With the rapid development of artificial intelligence technology, language models are becoming more and more widely used in multiple fields. However, a new OpenAI study revealed that these models fared far short of expectations when answering factual questions, triggering a rethinking of AI’s ability to acquire knowledge.
A recent study by OpenAI shows that despite the rapid development of artificial intelligence technology, the current most advanced language models have far lower success rates in answering factual questions.
The study adopted OpenAI's own SimpleQA benchmark test, which contains 4,326 areas, covering multiple fields such as science, politics and art, and each question has a clear and correct answer.

After verification by two independent reviewers, the results showed that the accuracy rate of O1-preview, the best model of OpenAI, was only 42.7%, while GPT-4o was slightly lower, only 38.2%. As for the smaller GPT-4o-mini, the accuracy rate is even only 8.6%. In contrast, Anthropic's Claude model performed worse, with the Claude-3.5-sonnet's accuracy rate being only 28.9%.

The key to this study is the design of the test, not only to test the performance of AI, but also to make everyone realize the limitations of AI models in terms of knowledge acquisition. Researchers stress that when using these models, users should regard them as information processing tools rather than relying entirely on knowledge sources. To get more accurate answers, it is best to provide reliable data for AI rather than relying solely on its built-in knowledge.
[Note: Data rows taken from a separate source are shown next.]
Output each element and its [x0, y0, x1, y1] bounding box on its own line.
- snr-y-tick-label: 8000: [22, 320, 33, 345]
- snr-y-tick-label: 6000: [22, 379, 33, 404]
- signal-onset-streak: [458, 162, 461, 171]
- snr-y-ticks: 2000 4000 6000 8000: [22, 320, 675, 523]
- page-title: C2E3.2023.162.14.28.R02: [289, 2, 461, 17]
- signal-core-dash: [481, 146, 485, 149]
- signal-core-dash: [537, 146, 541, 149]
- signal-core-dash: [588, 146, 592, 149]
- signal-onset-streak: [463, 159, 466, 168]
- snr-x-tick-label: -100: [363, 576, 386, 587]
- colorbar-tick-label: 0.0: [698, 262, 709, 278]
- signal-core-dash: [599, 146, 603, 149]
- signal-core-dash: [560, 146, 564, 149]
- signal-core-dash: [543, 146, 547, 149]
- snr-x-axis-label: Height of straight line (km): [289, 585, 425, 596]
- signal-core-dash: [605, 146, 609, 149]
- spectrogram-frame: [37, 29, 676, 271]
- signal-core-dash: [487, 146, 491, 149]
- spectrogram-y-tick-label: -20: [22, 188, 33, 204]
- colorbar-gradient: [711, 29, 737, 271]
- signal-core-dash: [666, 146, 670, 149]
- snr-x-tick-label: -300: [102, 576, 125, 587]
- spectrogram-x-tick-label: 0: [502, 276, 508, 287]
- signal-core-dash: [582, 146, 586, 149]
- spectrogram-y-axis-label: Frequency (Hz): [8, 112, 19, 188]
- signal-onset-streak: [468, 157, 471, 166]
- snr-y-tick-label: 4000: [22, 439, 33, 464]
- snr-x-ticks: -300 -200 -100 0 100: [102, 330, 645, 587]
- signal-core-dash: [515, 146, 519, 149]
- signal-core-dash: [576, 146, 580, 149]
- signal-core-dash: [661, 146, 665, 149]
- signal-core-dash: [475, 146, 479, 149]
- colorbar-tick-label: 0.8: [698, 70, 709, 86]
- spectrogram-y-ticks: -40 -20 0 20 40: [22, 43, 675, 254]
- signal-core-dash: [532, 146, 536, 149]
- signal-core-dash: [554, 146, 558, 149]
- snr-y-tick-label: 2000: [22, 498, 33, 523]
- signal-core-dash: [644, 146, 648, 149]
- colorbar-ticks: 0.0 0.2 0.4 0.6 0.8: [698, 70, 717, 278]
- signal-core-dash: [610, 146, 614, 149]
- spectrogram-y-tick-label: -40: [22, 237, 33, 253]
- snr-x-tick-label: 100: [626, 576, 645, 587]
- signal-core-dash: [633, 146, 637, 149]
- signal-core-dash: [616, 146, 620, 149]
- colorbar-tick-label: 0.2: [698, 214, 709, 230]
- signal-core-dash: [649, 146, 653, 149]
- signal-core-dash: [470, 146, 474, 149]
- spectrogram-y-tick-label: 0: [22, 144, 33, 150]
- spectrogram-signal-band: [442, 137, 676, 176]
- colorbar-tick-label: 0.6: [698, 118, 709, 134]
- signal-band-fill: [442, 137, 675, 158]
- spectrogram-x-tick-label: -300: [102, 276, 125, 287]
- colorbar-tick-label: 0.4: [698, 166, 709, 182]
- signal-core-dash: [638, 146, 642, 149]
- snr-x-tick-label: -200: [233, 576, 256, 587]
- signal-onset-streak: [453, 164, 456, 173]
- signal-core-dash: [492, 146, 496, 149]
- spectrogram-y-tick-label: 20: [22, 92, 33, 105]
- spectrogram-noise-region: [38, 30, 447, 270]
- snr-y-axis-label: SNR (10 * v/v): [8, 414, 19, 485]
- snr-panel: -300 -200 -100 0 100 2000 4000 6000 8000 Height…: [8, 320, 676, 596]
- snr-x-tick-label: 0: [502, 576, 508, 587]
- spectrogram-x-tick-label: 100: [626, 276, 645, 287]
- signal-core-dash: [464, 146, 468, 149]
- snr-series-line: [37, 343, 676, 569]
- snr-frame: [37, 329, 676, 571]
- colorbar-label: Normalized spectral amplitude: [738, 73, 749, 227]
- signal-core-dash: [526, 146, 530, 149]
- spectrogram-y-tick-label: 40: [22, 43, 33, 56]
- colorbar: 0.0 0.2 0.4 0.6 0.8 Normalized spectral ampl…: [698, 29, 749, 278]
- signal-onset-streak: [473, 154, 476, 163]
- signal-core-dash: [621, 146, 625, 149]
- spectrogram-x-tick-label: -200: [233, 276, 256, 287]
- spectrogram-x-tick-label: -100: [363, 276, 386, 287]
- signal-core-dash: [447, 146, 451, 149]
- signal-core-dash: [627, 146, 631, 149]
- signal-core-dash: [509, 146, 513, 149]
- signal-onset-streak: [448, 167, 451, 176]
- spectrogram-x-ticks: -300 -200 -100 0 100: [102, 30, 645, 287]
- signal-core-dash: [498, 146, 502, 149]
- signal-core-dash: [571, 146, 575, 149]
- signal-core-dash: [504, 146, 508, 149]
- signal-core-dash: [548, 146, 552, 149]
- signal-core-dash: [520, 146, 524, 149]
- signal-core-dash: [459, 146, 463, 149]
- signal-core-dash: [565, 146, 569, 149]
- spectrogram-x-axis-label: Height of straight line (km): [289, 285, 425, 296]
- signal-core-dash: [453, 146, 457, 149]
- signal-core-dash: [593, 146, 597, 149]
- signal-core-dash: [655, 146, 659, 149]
It is worth noting that AI models often estimate their own abilities. Researchers found that when these models were asked to score confidence in their responses, they usually gave an exaggerated accuracy score. In tests that repeatedly answer the same question, even if the model gives the same answer multiple times, their actual success rate is still lower than the accuracy of their self-evaluation. This is consistent with the outside world's criticism that often produces absurd answers to language models but seems confident.
Researchers believe that there is a clear gap in the factual accuracy of current AI systems and urgently need improvement. At the same time, they also asked an open question: whether AI's performance in answering short factual questions can predict how it performs when dealing with longer and more complex answers. To support the development of more reliable language models, OpenAI has published data on SimpleQA benchmarks publicly on Github.
Key points:
OpenAI research shows that the most advanced language models have low success rates when answering factual questions, with a maximum success rate of only 42.7%.
These AI models often overestimate their abilities and their confidence scores are generally exaggerated.
OpenAI has made SimpleQA benchmark public to help research more reliable language models.
This study reminds us that despite significant progress in AI technology, its limitations need to be treated with caution in practical applications and continue to promote technological improvements.